Hospitals also need to examine and reform their skill mix and staffing. Why employ all BSN nurses when RN’s with two year degrees can adequately and safely perform most nursing functions. Taking it a step further could not a LPN handle many mundane nursing chores. Hospital administrators need to rethink their ego trip mantra that more education is always better and professional nursing associations need to get out of the constraint of trade business.
Totally agree
I am a BSN educated nurse. That degree does not give you clinical competence on the floor. It is actual hands on experience that makes someone be a good nurse.. Hospitals getting rid of LPNs and two year degree RNs was a mistake. The other mistake was the12 hour shift which really winds up being a 14 hour shift due to poor staffing. Nurses in their 50s cannot be on their feet for 14 hours, so they leave bedside nursing. A mix of shifts, some part time 8 hour shifts would help.
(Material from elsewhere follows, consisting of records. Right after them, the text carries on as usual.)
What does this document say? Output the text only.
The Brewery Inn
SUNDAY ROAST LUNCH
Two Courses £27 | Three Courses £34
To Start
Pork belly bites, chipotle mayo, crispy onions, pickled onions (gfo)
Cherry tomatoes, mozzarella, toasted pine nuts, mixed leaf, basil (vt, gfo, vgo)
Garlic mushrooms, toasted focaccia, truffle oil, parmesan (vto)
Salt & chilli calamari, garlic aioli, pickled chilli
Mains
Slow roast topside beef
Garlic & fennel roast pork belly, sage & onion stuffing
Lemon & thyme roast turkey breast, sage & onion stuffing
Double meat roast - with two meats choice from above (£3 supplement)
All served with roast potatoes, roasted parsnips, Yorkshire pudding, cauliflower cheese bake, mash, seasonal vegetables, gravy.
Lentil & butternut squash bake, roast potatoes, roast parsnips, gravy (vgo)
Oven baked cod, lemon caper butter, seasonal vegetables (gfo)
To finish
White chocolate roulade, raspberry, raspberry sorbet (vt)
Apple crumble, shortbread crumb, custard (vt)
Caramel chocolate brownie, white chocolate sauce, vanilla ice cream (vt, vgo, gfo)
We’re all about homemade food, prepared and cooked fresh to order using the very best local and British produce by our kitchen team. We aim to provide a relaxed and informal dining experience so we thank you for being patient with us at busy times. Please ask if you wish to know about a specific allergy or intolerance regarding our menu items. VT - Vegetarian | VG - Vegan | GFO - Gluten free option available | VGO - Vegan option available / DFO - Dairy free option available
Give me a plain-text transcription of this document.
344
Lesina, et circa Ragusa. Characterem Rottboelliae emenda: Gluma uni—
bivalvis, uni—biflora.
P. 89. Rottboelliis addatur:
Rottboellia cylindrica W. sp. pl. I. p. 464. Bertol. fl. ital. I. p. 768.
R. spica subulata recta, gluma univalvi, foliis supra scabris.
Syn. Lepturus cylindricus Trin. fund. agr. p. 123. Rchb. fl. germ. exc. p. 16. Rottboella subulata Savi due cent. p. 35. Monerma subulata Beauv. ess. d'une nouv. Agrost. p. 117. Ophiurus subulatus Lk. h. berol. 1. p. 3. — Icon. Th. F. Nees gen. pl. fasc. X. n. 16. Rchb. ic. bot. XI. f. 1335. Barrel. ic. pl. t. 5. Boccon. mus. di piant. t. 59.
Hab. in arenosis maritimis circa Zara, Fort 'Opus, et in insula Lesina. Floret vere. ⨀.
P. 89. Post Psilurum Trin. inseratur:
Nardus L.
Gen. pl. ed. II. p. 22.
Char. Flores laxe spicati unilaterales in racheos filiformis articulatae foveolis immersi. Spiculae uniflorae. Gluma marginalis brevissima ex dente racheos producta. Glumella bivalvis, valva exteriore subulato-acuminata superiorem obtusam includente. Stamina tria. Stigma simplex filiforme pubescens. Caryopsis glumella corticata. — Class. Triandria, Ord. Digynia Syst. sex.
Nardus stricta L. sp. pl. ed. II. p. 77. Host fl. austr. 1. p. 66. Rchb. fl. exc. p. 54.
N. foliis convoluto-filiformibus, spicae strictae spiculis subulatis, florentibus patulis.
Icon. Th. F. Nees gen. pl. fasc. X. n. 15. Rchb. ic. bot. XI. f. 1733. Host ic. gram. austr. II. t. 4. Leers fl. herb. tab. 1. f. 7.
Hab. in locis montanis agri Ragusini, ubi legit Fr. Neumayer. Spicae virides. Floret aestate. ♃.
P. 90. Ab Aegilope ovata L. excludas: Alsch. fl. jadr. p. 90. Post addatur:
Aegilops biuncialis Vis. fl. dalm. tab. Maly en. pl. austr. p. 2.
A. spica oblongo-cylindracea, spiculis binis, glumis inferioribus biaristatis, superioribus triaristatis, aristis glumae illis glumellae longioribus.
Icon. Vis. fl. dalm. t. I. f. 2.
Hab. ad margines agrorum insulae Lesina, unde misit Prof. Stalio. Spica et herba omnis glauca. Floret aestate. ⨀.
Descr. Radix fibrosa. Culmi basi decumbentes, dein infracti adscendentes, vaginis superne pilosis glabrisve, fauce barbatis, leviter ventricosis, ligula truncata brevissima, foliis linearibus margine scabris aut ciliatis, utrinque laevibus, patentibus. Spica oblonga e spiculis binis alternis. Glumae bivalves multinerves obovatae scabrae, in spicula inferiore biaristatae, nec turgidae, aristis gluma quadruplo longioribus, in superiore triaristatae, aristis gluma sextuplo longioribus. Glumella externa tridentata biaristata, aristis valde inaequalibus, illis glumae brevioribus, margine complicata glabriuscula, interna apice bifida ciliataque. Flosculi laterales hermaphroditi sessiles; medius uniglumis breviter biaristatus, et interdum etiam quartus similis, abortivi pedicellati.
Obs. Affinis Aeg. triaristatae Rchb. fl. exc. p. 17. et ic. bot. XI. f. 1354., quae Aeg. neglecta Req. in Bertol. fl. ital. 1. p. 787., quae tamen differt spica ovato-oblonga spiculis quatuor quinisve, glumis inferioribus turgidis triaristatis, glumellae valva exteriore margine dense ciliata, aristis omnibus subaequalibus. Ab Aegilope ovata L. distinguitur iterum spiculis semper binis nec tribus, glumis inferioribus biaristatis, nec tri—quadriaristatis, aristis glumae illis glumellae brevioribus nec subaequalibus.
Short staffing is really the main problem. Short staffing burned out nurses before covid, so there was no flexibility when covid hit. You can educate a whole slew of new nurses, but if they are working in a short staffed position, they will leave nursing.
The last issue is workplace violence. No nurse should put up with being assaulted by a patient. It is also wrong to blame the nurse for an assault, because they did not de escalate a violent patient prior to the assault. You hit a nurse, you go to jail.